Coaching “very smart” people
The more I Coach, the more it’s clear that there’s no getting around the need to take action, to do something other than what’s going on right now. Highly intelligent, underachievers are different, but they’re also just like everyone else in so many ways – something they might not always be thrilled to hear.
Underachievers have trouble connecting their cognitive style to their interactions with other people, the workplace, their own emotions, and the way the real world works.
Again, it’s the “just like the rest of us” part that’s mostly the problem, not the “different” part. The need for an identity, a place in the world, validation, meaningful work, colleagues, friends, and income is the same for almost everyone, and even those who, from the outside, seem to be very “different” are still mostly wired like the rest of us – highly emotional creatures, first and foremost, needing to find a comfortable, credible way of facing the world.

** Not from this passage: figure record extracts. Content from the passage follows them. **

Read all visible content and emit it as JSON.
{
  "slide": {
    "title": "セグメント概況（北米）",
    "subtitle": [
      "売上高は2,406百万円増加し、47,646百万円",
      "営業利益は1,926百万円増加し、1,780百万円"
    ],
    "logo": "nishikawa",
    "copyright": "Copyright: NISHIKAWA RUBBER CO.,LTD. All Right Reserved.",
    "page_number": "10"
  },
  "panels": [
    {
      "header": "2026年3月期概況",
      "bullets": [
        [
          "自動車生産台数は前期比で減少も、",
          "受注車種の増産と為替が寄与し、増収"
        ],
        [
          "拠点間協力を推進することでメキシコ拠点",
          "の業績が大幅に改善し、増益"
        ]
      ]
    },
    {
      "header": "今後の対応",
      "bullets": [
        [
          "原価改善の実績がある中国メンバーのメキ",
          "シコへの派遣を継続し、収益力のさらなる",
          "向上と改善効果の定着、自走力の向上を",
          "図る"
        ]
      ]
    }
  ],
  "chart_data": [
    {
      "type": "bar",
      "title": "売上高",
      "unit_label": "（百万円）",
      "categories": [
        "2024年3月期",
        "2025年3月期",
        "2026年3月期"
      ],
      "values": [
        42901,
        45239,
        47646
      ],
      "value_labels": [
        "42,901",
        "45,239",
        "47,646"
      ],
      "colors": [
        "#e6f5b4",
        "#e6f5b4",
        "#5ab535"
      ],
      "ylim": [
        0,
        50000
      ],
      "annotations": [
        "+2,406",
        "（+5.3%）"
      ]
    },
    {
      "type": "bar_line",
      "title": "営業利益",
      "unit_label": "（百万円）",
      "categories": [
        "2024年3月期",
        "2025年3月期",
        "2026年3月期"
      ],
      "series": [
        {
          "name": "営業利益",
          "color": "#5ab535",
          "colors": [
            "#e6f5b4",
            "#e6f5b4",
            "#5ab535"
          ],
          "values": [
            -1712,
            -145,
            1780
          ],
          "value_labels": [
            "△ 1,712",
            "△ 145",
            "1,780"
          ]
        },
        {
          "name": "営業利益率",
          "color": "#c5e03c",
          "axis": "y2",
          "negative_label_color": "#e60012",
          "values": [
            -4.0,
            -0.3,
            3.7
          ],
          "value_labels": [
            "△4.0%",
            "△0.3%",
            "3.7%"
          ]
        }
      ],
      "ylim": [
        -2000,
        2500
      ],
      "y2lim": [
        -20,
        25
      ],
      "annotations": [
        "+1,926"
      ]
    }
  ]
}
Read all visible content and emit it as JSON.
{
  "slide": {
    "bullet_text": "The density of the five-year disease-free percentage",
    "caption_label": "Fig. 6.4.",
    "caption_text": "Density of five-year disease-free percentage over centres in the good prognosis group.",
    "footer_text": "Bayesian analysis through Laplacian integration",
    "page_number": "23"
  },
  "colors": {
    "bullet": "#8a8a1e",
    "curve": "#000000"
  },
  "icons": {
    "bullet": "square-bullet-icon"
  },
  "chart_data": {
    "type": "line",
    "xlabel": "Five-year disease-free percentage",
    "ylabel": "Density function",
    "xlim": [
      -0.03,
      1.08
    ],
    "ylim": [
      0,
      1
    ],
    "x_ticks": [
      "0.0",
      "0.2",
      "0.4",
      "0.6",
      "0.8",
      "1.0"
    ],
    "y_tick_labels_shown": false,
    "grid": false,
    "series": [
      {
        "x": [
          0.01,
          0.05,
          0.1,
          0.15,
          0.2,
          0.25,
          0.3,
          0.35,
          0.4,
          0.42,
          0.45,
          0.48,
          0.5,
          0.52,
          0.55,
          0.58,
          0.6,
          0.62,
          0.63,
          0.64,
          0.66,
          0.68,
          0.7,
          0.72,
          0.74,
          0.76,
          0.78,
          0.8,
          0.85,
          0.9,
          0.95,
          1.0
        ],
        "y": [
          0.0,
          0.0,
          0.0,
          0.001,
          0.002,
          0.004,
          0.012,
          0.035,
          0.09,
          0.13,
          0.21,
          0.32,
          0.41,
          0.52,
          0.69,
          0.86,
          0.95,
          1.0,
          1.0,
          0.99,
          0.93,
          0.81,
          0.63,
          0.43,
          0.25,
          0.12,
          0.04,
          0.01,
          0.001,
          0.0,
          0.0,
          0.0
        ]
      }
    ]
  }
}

It’s very sad that someone’s own mental functioning can so often be a form of misery, avoidance, drifting, and isolation. Being highly intelligent should be a piece of wonderful good fortune, an asset to living one’s life well, and an absolute blast. Which is why my work with “very smart” people begins by focusing on strengths.
One of my approaches to coaching someone really smart is to go right at the obvious paradox that, the smarter you are, the more readily you realize how much you don’t know – truly. It’s the point about healthy humility as opposed to humiliation. Yes, it’s good to crunch information quickly, or be naturally creative, but, by now, most people come to know from experience how “way off” they can be (and have already been) – especially about things having to do with human beings.
That’s not negative, that’s positive, liberating emotional honesty. If you’re truly smart, it’s about being curious about the world as well as trying to get it right, (whatever it is), not about being seen by others to be right.
Managing one’s own feelings is a task everyone – from “very smart” to mentally “challenged” – has to accomplish in order to navigate life well.
Frankly, working with smart people to become more productive and relaxed, combines two major threads important to me.
One is that under-achieving, smart people, even the ones with difficult personalities, can be in terrible anguish – whether they’re quite able to feel it or not – and they need help just like anyone else.
Plus, the world surely needs all the help it can get – especially from people who might, just possibly, be part of generating creative solutions.
Having our smartest people function on as many cylinders as possible is good for all of us.